Ingredients: 30 Servings
There are several hundred ingredients used in supplements marketed as being effective. However the vast majority have not been proven to be useful (no evidence to support using them). Most are an absolute waste of time and money. “Only ingredients that work” is our motto. We determined which ingredients to include based on what available evidence we have from the scientific community. Rather than market unproven and unreliable ingredients to make our product sound exotic, we believe in obtaining the highest quality ingredients that have been researched & verified to produce an effect. Here are the ingredients in our pre-workout as well as our rationale. Measurements of each ingredient our based upon what recommendations have been given in the literature.

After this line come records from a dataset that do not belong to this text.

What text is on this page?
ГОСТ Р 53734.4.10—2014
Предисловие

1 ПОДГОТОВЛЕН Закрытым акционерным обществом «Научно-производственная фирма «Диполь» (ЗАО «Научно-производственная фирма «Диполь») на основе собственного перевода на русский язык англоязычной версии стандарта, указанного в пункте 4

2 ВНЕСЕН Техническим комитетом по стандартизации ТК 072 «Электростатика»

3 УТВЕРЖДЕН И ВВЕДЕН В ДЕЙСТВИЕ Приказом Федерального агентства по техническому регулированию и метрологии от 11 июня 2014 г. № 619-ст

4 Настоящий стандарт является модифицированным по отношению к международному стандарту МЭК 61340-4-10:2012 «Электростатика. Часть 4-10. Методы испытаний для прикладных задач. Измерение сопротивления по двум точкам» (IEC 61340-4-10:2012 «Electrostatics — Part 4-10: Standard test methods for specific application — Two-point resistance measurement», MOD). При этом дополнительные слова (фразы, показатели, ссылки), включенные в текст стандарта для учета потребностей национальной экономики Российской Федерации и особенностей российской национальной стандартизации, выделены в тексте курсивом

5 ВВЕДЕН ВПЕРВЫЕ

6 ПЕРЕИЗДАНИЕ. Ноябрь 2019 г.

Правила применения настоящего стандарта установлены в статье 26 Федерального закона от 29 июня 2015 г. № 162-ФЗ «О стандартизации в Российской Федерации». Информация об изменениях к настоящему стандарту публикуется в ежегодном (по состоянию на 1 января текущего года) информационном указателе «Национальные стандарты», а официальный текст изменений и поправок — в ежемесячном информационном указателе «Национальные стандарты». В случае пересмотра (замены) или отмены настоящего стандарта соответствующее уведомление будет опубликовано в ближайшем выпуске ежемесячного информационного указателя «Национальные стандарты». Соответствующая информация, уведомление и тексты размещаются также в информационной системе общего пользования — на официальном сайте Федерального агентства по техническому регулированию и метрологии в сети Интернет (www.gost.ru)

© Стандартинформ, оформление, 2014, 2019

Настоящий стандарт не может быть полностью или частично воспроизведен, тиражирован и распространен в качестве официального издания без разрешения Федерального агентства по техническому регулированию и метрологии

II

Caffeine [200mg] - Caffeine is probably the most well studied stimulant. It is found in tea, coffee and many other sources. Caffeine doesn't give your more “energy” but what it does is convince your brain that you aren't tired. It inhibits your adenosine receptors from receiving adenosine (which causes sedation and relaxation. With 200mg of caffeine you should notice yourself being more mentally alert and focused in the weight room. While higher amounts of caffeine (500mg and above) have been shown to lead to acute strength increases, there are a few reasons we are only selecting 200mg of caffeine for our pre-workout. The first is that it is generally recommended to consume no more than 400mg on average per day. Most individuals already consume some form of caffeine in the day. Secondly you can become accustomed to caffeine over time so continuously supplementing with higher doses is not a good idea.
Bottom line is that caffeine will allow you to be more focused & alert in the gym.
Creatine [5g] - Creatine is probably the most well researched supplement with several hundred studies examining it. Creatine is produced in the body & found in nature (but in inadequate amounts for lifting). In the body it is a source of energy that helps regenerate your adenosine triphosphate (ATP) stores. ATP is a type of energy system used for rapid muscle contractions like lifting weights.
Bottom line is that creatine assists in you getting bigger & stronger by essentially allowing you to work harder. It'll help you do a little more work in the gym.
There are many different types of creatine and manufacturers of creatine but we are going with the most well researched & effective, creatine monohydrate.
Citrulline Malate 2:1 [8g] - Citruline Malate is an amino acid which has benefited from more research recently. When consumed, citrulline is converted into arginine within your kidneys. Citrulline has been shown to help reduce fatigue. It helps increase your overall training volume (by increasing ATP production and efficiency of your ATP usage). It has also been shown to help decrease muscle soreness by being a potential buffering agent for your body. Lastly it can help with getting a pump by increasing your plasma argnine levels. This is important because increased arginine in your blood leads to more nitric oxide. This in turn leads to improved vasclular health aka bigger pumps. While not only cosmetic, a pump means there is restricted blood flow to a muscle. Restricted blood flow leads to more local growth factors (increased protein synthesis).
Bottom line is that citrulline malate assists in reducing training fatigue (letting you do more work), decreases next day soreness & increases the pump you get. Combine all of this together and it will lead to more hypertophy.
We are using citrulline malate as it is absorbed better in the body.
Beta Alanine [4g] - I'm going to be perfectly honest here, I think beta alanine is only beneficial to small percentage of people. In fact I made a video stating that I don't recommend it for the general population. So why are we including it? For starters we asked our Facebook group whether we should include it in our pre-workout and the majority of people still wanted it included. We obliged. Think of it as a bonus ingredient that has a small benefit to a certain portion of users.
So what's the deal with beta alanine? When ingested it turns into carnosine and acts as an acide buffer. It protects from exercise induced lactic acid. It has been shown to help increase muscular endurance (a 2.85% increase) when exercising for 60-240 seconds. In other words when you are doing very high rep work (probably in the range of 20 or more) it might let you squeeze out another rep or two. There is evidence to support that incorporating higher rep ranges (20+) can help with hypertrophy. It is for this reason that we keep beta alanine.